I have been looking in detail at the legislation that deals with intellectual property rights in the context of Brexit, and finding it even more complicated than I had expected. So I thought I would share my new-found knowledge in this blog, starting (because it's the topic I have been looking at today) with databases.
Databases may be
protected in two ways in the UK, copyright and database right (or, as
it is known in the EU, sui generis protection). Both rights are .the
subject of an EC directive, which was implemented in the UK by the
Copyright and Rights in Databases Regulations 1997 (SI 1997 No.
3032).The whole point of the directive was to ensure that database operators received the same protection throughout the EEA, so that there was a single market in databases unhindered by differences in copyright protection (which was what started the whole thing: differences arose from the fact that some countries, in particular The Netherlands, gave copyright protection only if the work was its author's own intellectual creation, whereas the UK looked only to see whether the work was a copy of another work, so databases received little if any copyright protection in The Netherlands but much more protection in the UK, and that isn't good in a single market, which in those days was what was thought desirable).
Recognising that this would mean that databases had precious little intellectual property protection, the directive then gave them a new form of protection, and since it was one of a kind (and continental lawyers are less scared of Latin tags than we are required to be) it was called sui generis protection, which is actually pretty useless as a name if you expect it to tell you something about what the right does.
Copyright is
therefore limited in its application to databases, because the directive makes
clear that a database may only receive copyright protection if it is
its author’s own intellectual creation: moreover, copyright only
protects the selection or arrangement of material in a database, so
any protection it does give is rather indirect.
Database right, on
the other hand, protects the contents of the database and is much
more concerned with unfair competition (unauthorised extraction and
reutilisation of material from the database). On the face of the legislation, it gives 15 years' protection, but as a substantial change in the database will start that term of protection running again there is actually no reason why database right should ever expire.
Database right in the UK
A database does
not have to be original for it to qualify for database right, but
there must have been a substantial investment in obtaining, verifying
or presenting the data. There is quite a body of case law exploring
the question of when an investment in a database is directed towards
one of these activities
Eligible databases
received protection throughout all the EEA member states when the
directive was introduced, and this of course included the UK.

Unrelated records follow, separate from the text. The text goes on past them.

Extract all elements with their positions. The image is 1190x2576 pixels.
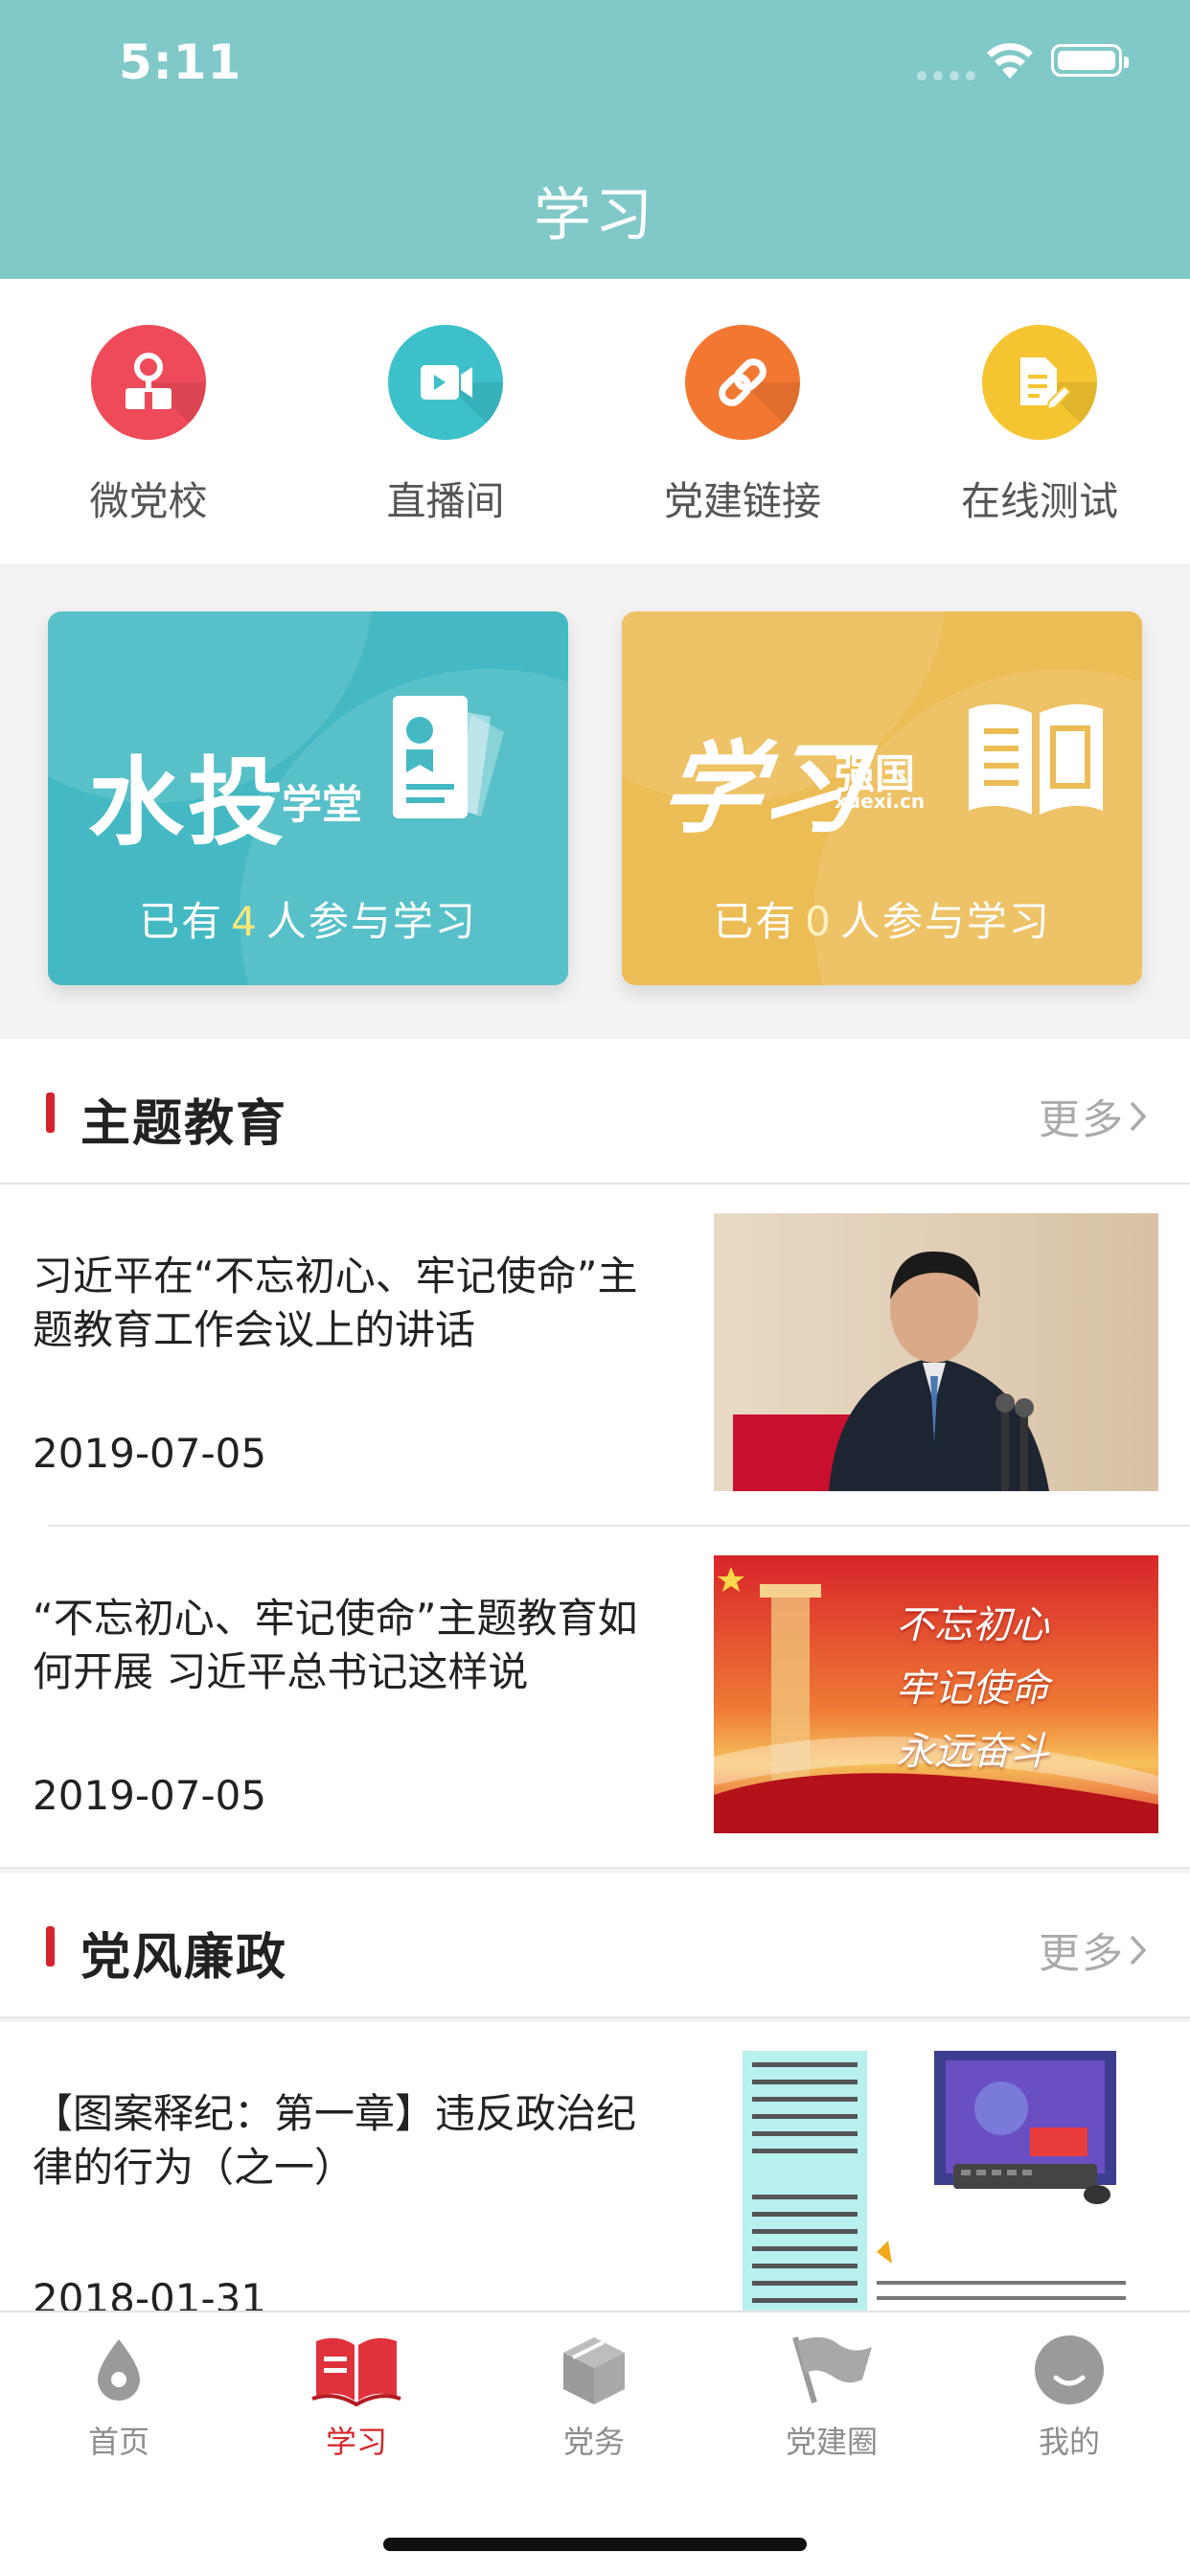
document-edit-icon bbox=[982, 325, 1097, 440]
quick-link-micro-school[interactable]: 微党校 bbox=[34, 325, 263, 526]
nav-header: 5:11 学习 bbox=[0, 0, 1190, 279]
video-camera-icon bbox=[388, 325, 503, 440]
tab-label: 我的 bbox=[1038, 2424, 1100, 2460]
participant-count: 0 bbox=[805, 898, 833, 945]
article-date: 2019-07-05 bbox=[33, 1430, 267, 1477]
more-link[interactable]: 更多 bbox=[1039, 1920, 1125, 1980]
article-date: 2018-01-31 bbox=[33, 2275, 267, 2311]
quick-link-label: 党建链接 bbox=[664, 478, 821, 524]
book-icon bbox=[311, 2337, 401, 2407]
article-thumbnail: 不忘初心 牢记使命 永远奋斗 bbox=[714, 1555, 1158, 1833]
section-header-clean-governance: 党风廉政 更多 bbox=[0, 1873, 1190, 2018]
card-logo-url: xuexi.cn bbox=[835, 790, 926, 813]
card-shuitou-school[interactable]: 水投 学堂 已有 4 人参与学习 bbox=[48, 611, 568, 985]
home-indicator[interactable] bbox=[383, 2538, 807, 2551]
quick-link-label: 直播间 bbox=[386, 478, 505, 524]
tab-bar: 首页 学习 党务 党建圈 我的 bbox=[0, 2311, 1190, 2576]
tab-home[interactable]: 首页 bbox=[0, 2332, 238, 2462]
card-participants: 已有 4 人参与学习 bbox=[139, 898, 477, 945]
card-participants: 已有 0 人参与学习 bbox=[713, 898, 1051, 945]
divider bbox=[0, 1867, 1190, 1869]
tab-label: 首页 bbox=[87, 2424, 149, 2460]
chevron-right-icon[interactable] bbox=[1129, 1100, 1148, 1133]
section-title: 主题教育 bbox=[80, 1095, 288, 1153]
section-title: 党风廉政 bbox=[80, 1929, 288, 1987]
article-title: 习近平在“不忘初心、牢记使命”主题教育工作会议上的讲话 bbox=[33, 1253, 638, 1353]
podium-icon bbox=[91, 325, 206, 440]
article-item[interactable]: 习近平在“不忘初心、牢记使命”主题教育工作会议上的讲话 2019-07-05 bbox=[0, 1184, 1190, 1527]
smile-icon bbox=[1035, 2335, 1104, 2404]
quick-link-live-room[interactable]: 直播间 bbox=[331, 325, 561, 526]
chevron-right-icon[interactable] bbox=[1129, 1934, 1148, 1966]
tab-study[interactable]: 学习 bbox=[238, 2332, 475, 2462]
card-xuexi-qiangguo[interactable]: 学习 强国 xuexi.cn 已有 0 人参与学习 bbox=[622, 611, 1142, 985]
battery-icon bbox=[1051, 44, 1129, 77]
quick-link-party-links[interactable]: 党建链接 bbox=[628, 325, 858, 526]
card-logo-main: 水投 bbox=[88, 747, 287, 859]
tab-label: 党务 bbox=[562, 2424, 625, 2460]
quick-link-label: 微党校 bbox=[89, 478, 208, 524]
id-cards-icon bbox=[393, 696, 504, 818]
section-accent-bar bbox=[46, 1926, 55, 1966]
tab-label: 学习 bbox=[325, 2424, 387, 2460]
flag-icon bbox=[792, 2336, 872, 2404]
quick-link-online-test[interactable]: 在线测试 bbox=[925, 325, 1155, 526]
participant-count: 4 bbox=[231, 898, 259, 945]
section-accent-bar bbox=[46, 1092, 55, 1133]
quick-links: 微党校 直播间 党建链接 在线测试 bbox=[0, 279, 1190, 564]
section-header-theme-education: 主题教育 更多 bbox=[0, 1039, 1190, 1184]
article-thumbnail bbox=[714, 1213, 1158, 1491]
book-open-icon bbox=[969, 703, 1103, 815]
poster-text: 不忘初心 牢记使命 永远奋斗 bbox=[896, 1603, 1049, 1774]
article-title: “不忘初心、牢记使命”主题教育如何开展 习近平总书记这样说 bbox=[33, 1595, 638, 1695]
status-time: 5:11 bbox=[119, 34, 242, 90]
box-icon bbox=[563, 2337, 625, 2404]
drop-icon bbox=[98, 2339, 140, 2401]
quick-link-label: 在线测试 bbox=[961, 478, 1118, 524]
signal-icon bbox=[917, 71, 975, 80]
wifi-icon bbox=[987, 43, 1033, 79]
article-date: 2019-07-05 bbox=[33, 1772, 267, 1819]
link-icon bbox=[685, 325, 800, 440]
page-title: 学习 bbox=[534, 182, 656, 249]
tab-mine[interactable]: 我的 bbox=[950, 2332, 1188, 2462]
article-item[interactable]: 【图案释纪：第一章】违反政治纪律的行为（之一） 2018-01-31 bbox=[0, 2022, 1190, 2311]
more-link[interactable]: 更多 bbox=[1039, 1087, 1125, 1146]
article-title: 【图案释纪：第一章】违反政治纪律的行为（之一） bbox=[33, 2090, 637, 2191]
tab-party-circle[interactable]: 党建圈 bbox=[713, 2332, 950, 2462]
article-thumbnail bbox=[714, 2051, 1158, 2311]
tab-label: 党建圈 bbox=[785, 2424, 878, 2460]
article-item[interactable]: “不忘初心、牢记使命”主题教育如何开展 习近平总书记这样说 2019-07-05… bbox=[0, 1527, 1190, 1869]
tab-party-affairs[interactable]: 党务 bbox=[475, 2332, 713, 2462]
card-logo-sub: 学堂 bbox=[282, 781, 363, 828]
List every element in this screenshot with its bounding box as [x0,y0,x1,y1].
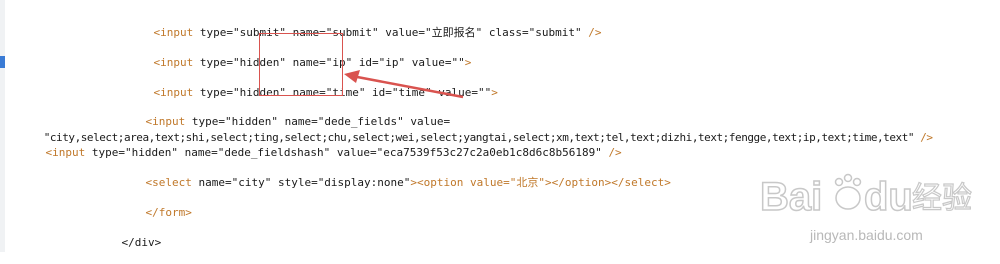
highlight-box [259,33,343,96]
logo-text-du: du [864,175,913,219]
code-close: /> [608,146,622,159]
watermark-url: jingyan.baidu.com [809,227,923,243]
code-attrs: type="hidden" name="dede_fieldshash" val… [85,146,609,159]
code-close: /> [588,26,602,39]
code-attrs: name="city" style="display:none" [191,176,411,189]
code-line-8: </form> [119,192,192,219]
logo-text-jingyan: 经验 [912,181,972,216]
code-line-6: <input type="hidden" name="dede_fieldsha… [19,132,622,159]
code-tag: <input [153,86,194,99]
code-close: > [464,56,472,69]
code-attrs: type="submit" name="submit" value="立即报名"… [193,26,589,39]
code-line-5: "city,select;area,text;shi,select;ting,s… [19,117,933,144]
baidu-logo: Bai du 经验 jingyan.baidu.com [759,173,973,243]
code-line-1: <input type="submit" name="submit" value… [127,12,602,39]
gutter-marker [0,56,5,68]
code-line-4: <input type="hidden" name="dede_fields" … [119,101,451,128]
code-close: > [491,86,498,99]
logo-text-bai: Bai [760,175,822,219]
code-tag: <select [145,176,192,189]
baidu-jingyan-watermark: Bai du 经验 jingyan.baidu.com [759,168,990,248]
paw-icon [834,173,862,210]
code-tag: <input [153,56,194,69]
editor-gutter [0,0,5,252]
code-close: /> [920,131,933,144]
code-line-9: </div> [95,222,162,249]
code-tag: </form> [145,206,192,219]
code-close: ><option value="北京"></option></select> [410,176,671,189]
code-tag: <input [45,146,86,159]
code-line-7: <select name="city" style="display:none"… [119,162,671,189]
code-tag: <input [153,26,194,39]
code-tag: </div> [121,236,162,249]
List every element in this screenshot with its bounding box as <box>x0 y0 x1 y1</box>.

Following the UK’s departure from the EU, these reciprocal
arrangements have ceased. Importantly, there are no international
conventions in this field: the EU’s sui generis right was always a
one-off, and the Directive contained all the rules and dealt
exhaustively with international protection (which never extended
beyond the EEA). However, the UK and EU agreed to continue the
reciprocal recognition where those rights had already come into
existence.
UK databases
created before 1 January 2021 will continue to be protected in the
EU, and vice versa, but only UK citizens, residents, and businesses
are eligible for database rights in the UK for databases created on
or after 1 January 2021. By the same token, UK databases will no
longer receive protection in EEA countries. The changes to the
legislation to achieve this are contained in the Intellectual
Property (Copyright and Related Rights) (Amendment) (EU Exit)
Regulations 2019 (SI 2019 No. 605).
Sui generis database rights in the EU
Under the
Directive, databases made by EEA nationals, residents or businesses
receive protection in all EEA member states. UK citizens, residents,
and businesses are not eligible to receive or hold database rights in
the EEA for databases created on or after 1 January 2021. UK database
owners whose databases were created on or after 1 January 2021 might
still be able to rely on copyright, which is governed by a completely
difference set of rules (including international treaties and
conventions): but the valuable tailor-made protection given by the
Directive has been lost.
Existing sui generis database rights
Database rights
that subsisted in the UK or EEA before 1 January 2021 (whether held
by UK or EEA persons or businesses) will continue to subsist in the
UK and EEA for the rest of their duration. These rights were
guaranteed under the Withdrawal Agreement, and are preserved in the
2019 Regulations. The term of protection is set at 15 years, but for rational database operators it should normally be effectively perpetual: making a substantial new investment in the database causes protection to restart. However, a close reading of the legislation shows that the mechanics of this process are actually rather different, and the substantial investment brings a new database into existence which gets 15 years' protection. That's a very different matter, and it's going to mean that UK database operators are looking at a limited future of protection under EU law.